Now, to be clear, it’s not necessarily difficult to make me cry at a movie. It happens all the time. Certain NPR stories will even moisten the ducts. But, being a dude, it is predictably quite a bit more difficult to get me to cry in “real life.” The death of a loved one will do it, and as I get older perhaps a wedding, though I can’t promise a gusher in either case. News of death brings too much shock, too much numbness for me to let it all loose. As for ordinary frustration and ordinary melancholy, those don’t come close on the tear-meter. The thing about emotions in reality, I find, is that they are so very confusing. There’s just too much going on, too fast, all reverberating off of each other. Real emotion is like slamming your arm down across a piano keyboard — too many notes, never just a nice, clear chord as it is in the movies. This is part of why we go, for that clarity.

Or so I tell myself. A less charitable view might be that cinephilia is on the mild end of the autism spectrum and that movies tend to attract people who have no idea how to handle their own feelings. Certainly this has been suggested to me.

And this, you see, was why I was so happily wrecked by Inside Out. I cried because the story hooked me, but also from a kind of guilt. This is all true! I thought. This is what my wife keeps telling me! The movie’s charming little adventure begins when the manifestation of a confused pre-adolescent girl’s Joy panics at no longer being able to contain the girl’s Sadness, and inadvertently wreaks havoc on the entire emotional system.

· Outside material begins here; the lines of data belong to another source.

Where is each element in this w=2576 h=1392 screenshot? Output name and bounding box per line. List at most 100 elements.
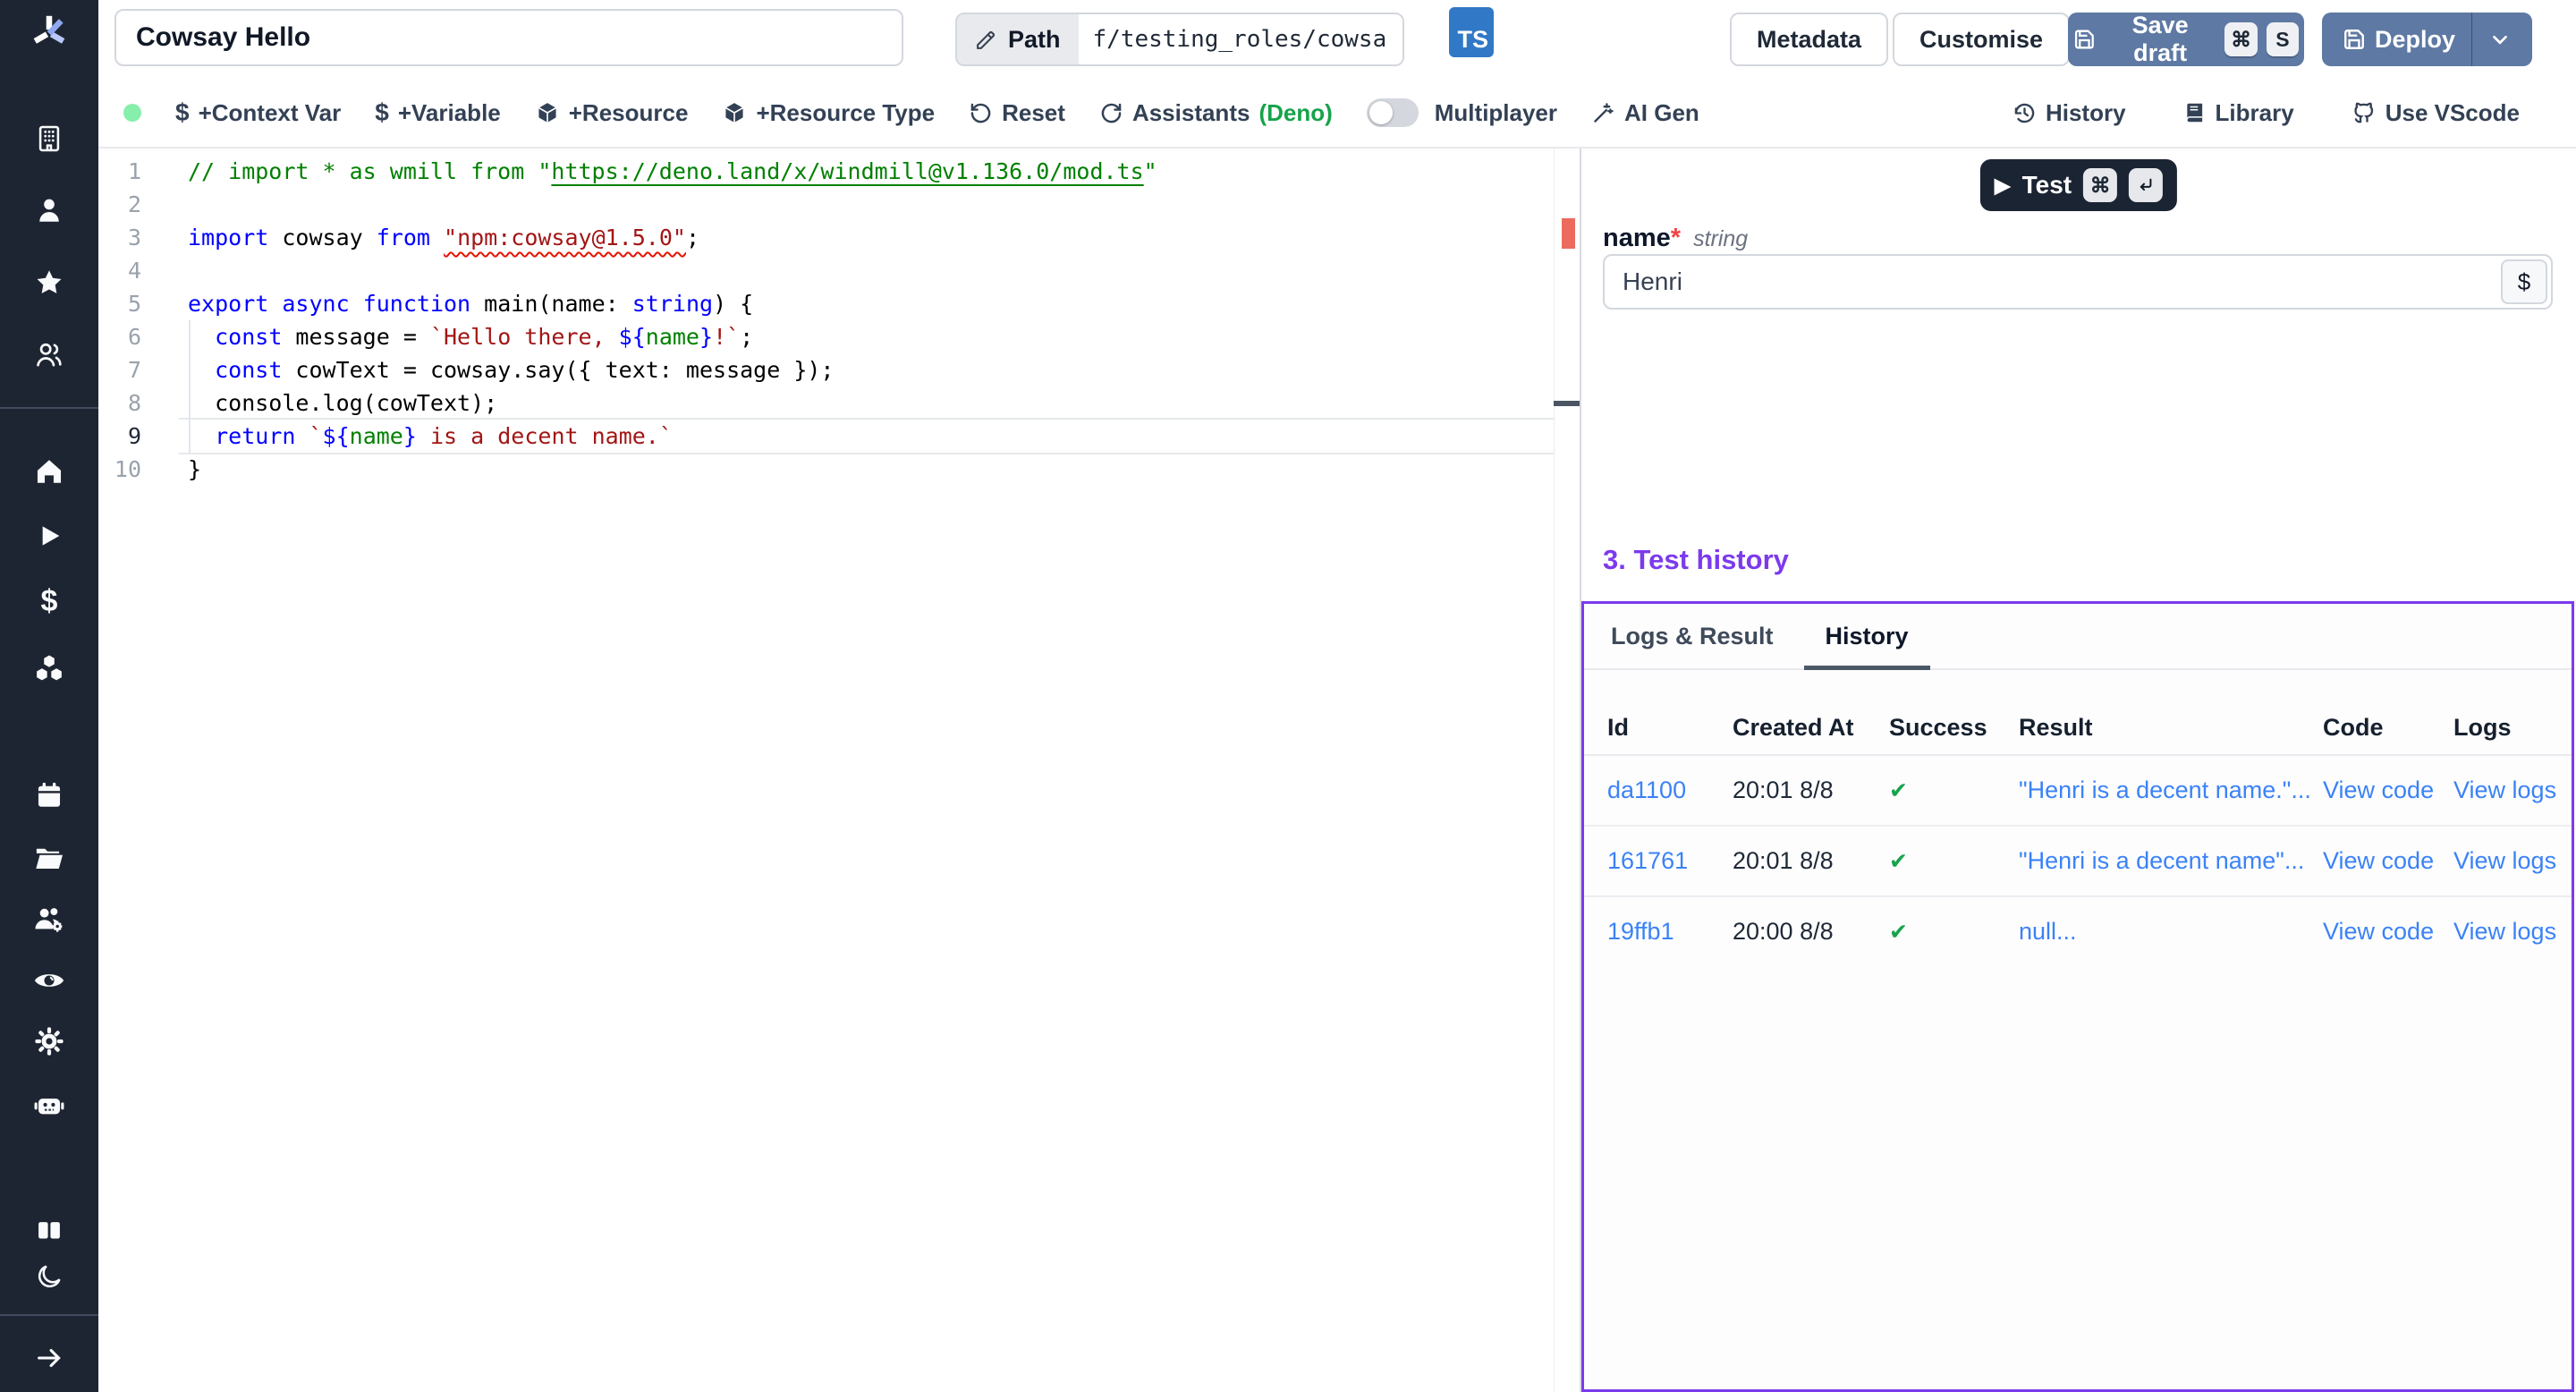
book-icon (2183, 101, 2207, 124)
created-at: 20:01 8/8 (1733, 777, 1889, 804)
view-logs-link[interactable]: View logs (2453, 847, 2572, 875)
table-row: da110020:01 8/8✔"Henri is a decent name.… (1584, 756, 2572, 827)
chevron-down-icon (2488, 28, 2512, 51)
view-code-link[interactable]: View code (2323, 918, 2453, 946)
column-header: Result (2019, 714, 2323, 742)
code-editor[interactable]: 12345678910 // import * as wmill from "h… (98, 149, 1554, 1392)
toolbar-right: History Library Use VScode (2012, 79, 2520, 147)
reset-button[interactable]: Reset (969, 99, 1065, 127)
run-id-link[interactable]: 19ffb1 (1607, 918, 1733, 946)
assistants-button[interactable]: Assistants (Deno) (1099, 99, 1333, 127)
deploy-split-button: Deploy (2322, 13, 2532, 66)
user-icon[interactable] (24, 185, 74, 235)
column-header: Success (1889, 714, 2019, 742)
test-button[interactable]: ▶ Test ⌘ (1980, 159, 2177, 211)
column-header: Logs (2453, 714, 2572, 742)
wand-icon (1591, 101, 1615, 125)
indent-guide (189, 320, 191, 453)
sidebar-divider (0, 407, 98, 409)
windmill-logo-icon[interactable] (24, 7, 74, 57)
resources-boxes-icon[interactable] (24, 642, 74, 692)
line-number-gutter: 12345678910 (98, 155, 141, 486)
tab-logs-result[interactable]: Logs & Result (1611, 604, 1774, 668)
expand-arrow-right-icon[interactable] (24, 1333, 74, 1383)
star-icon[interactable] (24, 258, 74, 308)
success-check-icon: ✔ (1889, 848, 2019, 875)
code-line: } (188, 453, 1550, 486)
path-input[interactable] (1079, 14, 1402, 64)
folders-icon[interactable] (24, 833, 74, 883)
user-group-icon[interactable] (24, 329, 74, 379)
column-header: Id (1607, 714, 1733, 742)
metadata-button[interactable]: Metadata (1730, 13, 1888, 66)
settings-gear-icon[interactable] (24, 1016, 74, 1066)
github-icon (2351, 100, 2377, 125)
cmd-key: ⌘ (2083, 168, 2117, 202)
sidebar: $ (0, 0, 98, 1392)
success-check-icon: ✔ (1889, 777, 2019, 804)
package-icon (722, 100, 747, 125)
insert-variable-button[interactable]: $ (2501, 259, 2547, 304)
add-variable-button[interactable]: $ +Variable (375, 98, 501, 127)
name-field[interactable] (1603, 254, 2553, 310)
required-asterisk: * (1671, 224, 1681, 253)
name-field-wrap: $ (1603, 254, 2553, 310)
typescript-badge: TS (1449, 7, 1494, 57)
save-icon (2073, 28, 2096, 51)
library-button[interactable]: Library (2183, 99, 2294, 127)
groups-user-cog-icon[interactable] (24, 894, 74, 944)
editor-toolbar: $ +Context Var $ +Variable +Resource +Re… (98, 79, 2576, 149)
workspace-building-icon[interactable] (24, 114, 74, 164)
view-code-link[interactable]: View code (2323, 777, 2453, 804)
code-line: const message = `Hello there, ${name}!`; (188, 320, 1550, 353)
code-line (188, 254, 1550, 287)
view-code-link[interactable]: View code (2323, 847, 2453, 875)
vscode-button[interactable]: Use VScode (2351, 99, 2520, 127)
tab-history[interactable]: History (1826, 604, 1909, 668)
add-resource-type-button[interactable]: +Resource Type (722, 99, 935, 127)
add-context-var-button[interactable]: $ +Context Var (175, 98, 341, 127)
run-id-link[interactable]: 161761 (1607, 847, 1733, 875)
docs-book-open-icon[interactable] (24, 1206, 74, 1256)
variables-dollar-icon[interactable]: $ (24, 576, 74, 626)
dollar-icon: $ (375, 98, 389, 127)
line-number: 3 (98, 221, 141, 254)
history-table-body: da110020:01 8/8✔"Henri is a decent name.… (1584, 756, 2572, 966)
assistants-lang: (Deno) (1258, 99, 1332, 127)
home-icon[interactable] (24, 446, 74, 497)
dollar-icon: $ (175, 98, 190, 127)
topbar: Path TS Metadata Customise Save draft ⌘ … (98, 0, 2576, 81)
schedules-calendar-icon[interactable] (24, 770, 74, 820)
overview-ruler[interactable] (1554, 149, 1580, 1392)
history-table-header: IdCreated AtSuccessResultCodeLogs (1584, 700, 2572, 756)
add-resource-button[interactable]: +Resource (535, 99, 689, 127)
workers-robot-icon[interactable] (24, 1079, 74, 1129)
created-at: 20:00 8/8 (1733, 918, 1889, 946)
windmill-script-editor: $ (0, 0, 2576, 1392)
result-link[interactable]: null... (2019, 918, 2323, 946)
view-logs-link[interactable]: View logs (2453, 918, 2572, 946)
multiplayer-toggle[interactable] (1367, 98, 1419, 127)
result-link[interactable]: "Henri is a decent name"... (2019, 847, 2323, 875)
run-id-link[interactable]: da1100 (1607, 777, 1733, 804)
refresh-icon (1099, 101, 1123, 125)
path-label[interactable]: Path (957, 14, 1079, 64)
dark-mode-moon-icon[interactable] (24, 1252, 74, 1302)
audit-eye-icon[interactable] (24, 955, 74, 1006)
customise-button[interactable]: Customise (1893, 13, 2070, 66)
script-title-input[interactable] (114, 9, 903, 66)
save-draft-button[interactable]: Save draft ⌘ S (2068, 13, 2304, 66)
history-button[interactable]: History (2012, 99, 2126, 127)
deploy-button[interactable]: Deploy (2326, 13, 2471, 66)
view-logs-link[interactable]: View logs (2453, 777, 2572, 804)
created-at: 20:01 8/8 (1733, 847, 1889, 875)
runs-play-icon[interactable] (24, 511, 74, 561)
deploy-dropdown-button[interactable] (2471, 13, 2528, 66)
path-control[interactable]: Path (955, 13, 1404, 66)
line-number: 5 (98, 287, 141, 320)
line-number: 2 (98, 188, 141, 221)
ai-gen-button[interactable]: AI Gen (1591, 99, 1699, 127)
table-row: 16176120:01 8/8✔"Henri is a decent name"… (1584, 827, 2572, 897)
result-link[interactable]: "Henri is a decent name."... (2019, 777, 2323, 804)
line-number: 9 (98, 420, 141, 453)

Though well-intentioned and charming, Joy is arguably the secret villain of the movie. And indeed Joy is the one who must learn to accept Sadness — Sadness, so far as I recall, doesn’t learn a damned thing. Despite Sadness being a drag and often casually destructive, we understand that it is necessary in our lives and can, oddly, be a friend … Yes, this all resonated, big time. Had I denied sadness for decades by allowing myself to believe I could only truly engage with it in the safe space of a movie theater? How many real-life opportunities for intense emotion had I missed because I found them too baffling, too uncinematic? Would I be a better husband, a better father — and let’s get selfish here for a second, a better artist — if I were not so even-keeled a dude?

I have no clue! After all, the movie was only preaching acceptance of emotions, not allowing them to run amok, right? I needn’t feel guilty about not being, say, bipolar, should I? I may never produce Kerouacian poetry but surely my even temper had brought me much with which to be pleased in this life, no? But, boy, did it feel good to cry during Inside Out. And naturally I was very proud of myself. I felt like I was setting a good example for the kids. I believed I was really in touch. Then we walked out and I realized that it had just been another movie. And that I’d also cried during Magic Mike XXL (tears of gratitude!).

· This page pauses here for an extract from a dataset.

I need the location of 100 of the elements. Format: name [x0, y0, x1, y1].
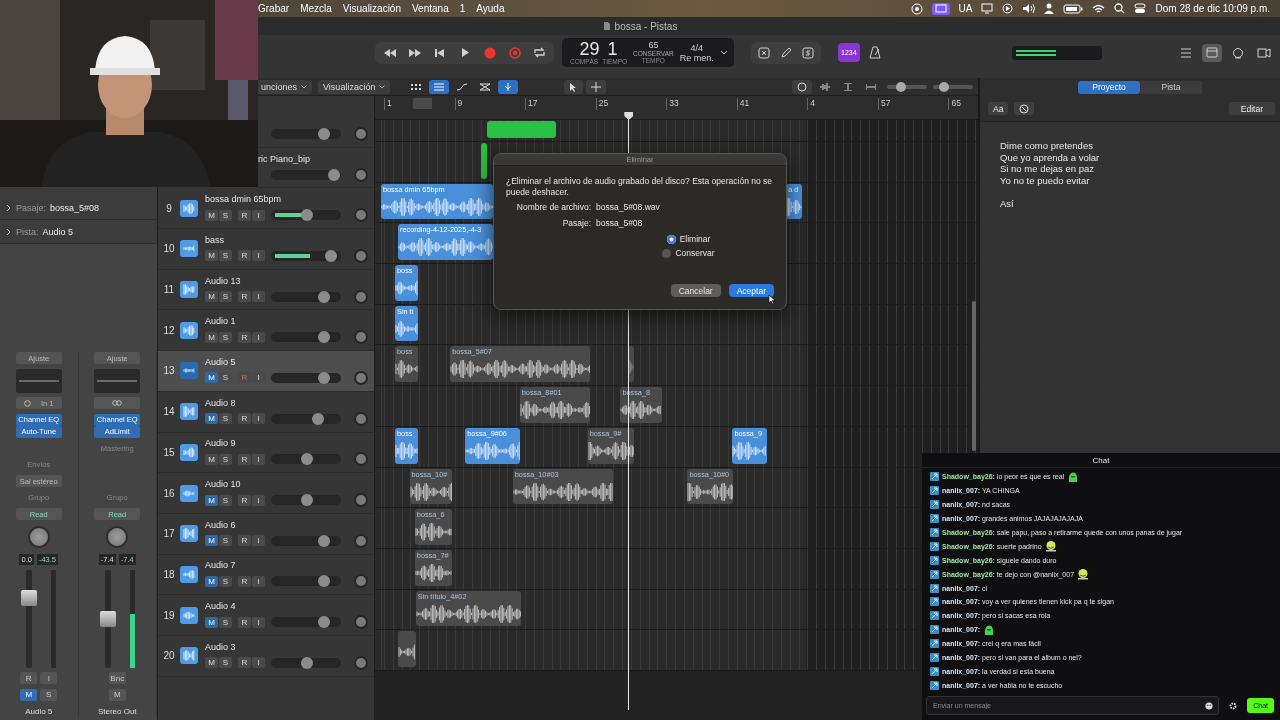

Andrew Bujalski has written and directed the films Funny Ha Ha, Mutual Appreciation, Beeswax, Results, which have appeared on New York Times critics’ “Top Ten of the Year” lists, as well as Computer Chess. A.O. Scott also voted Funny Ha Ha one of the Ten Most Influential Films of the ’00s. Between projects, Andrew has also worked as a screenwriter-for-hire and a teacher of film production at Boston University and the University of Texas. The Boston Globe describes him as “unerringly polite and somewhat disheveled.”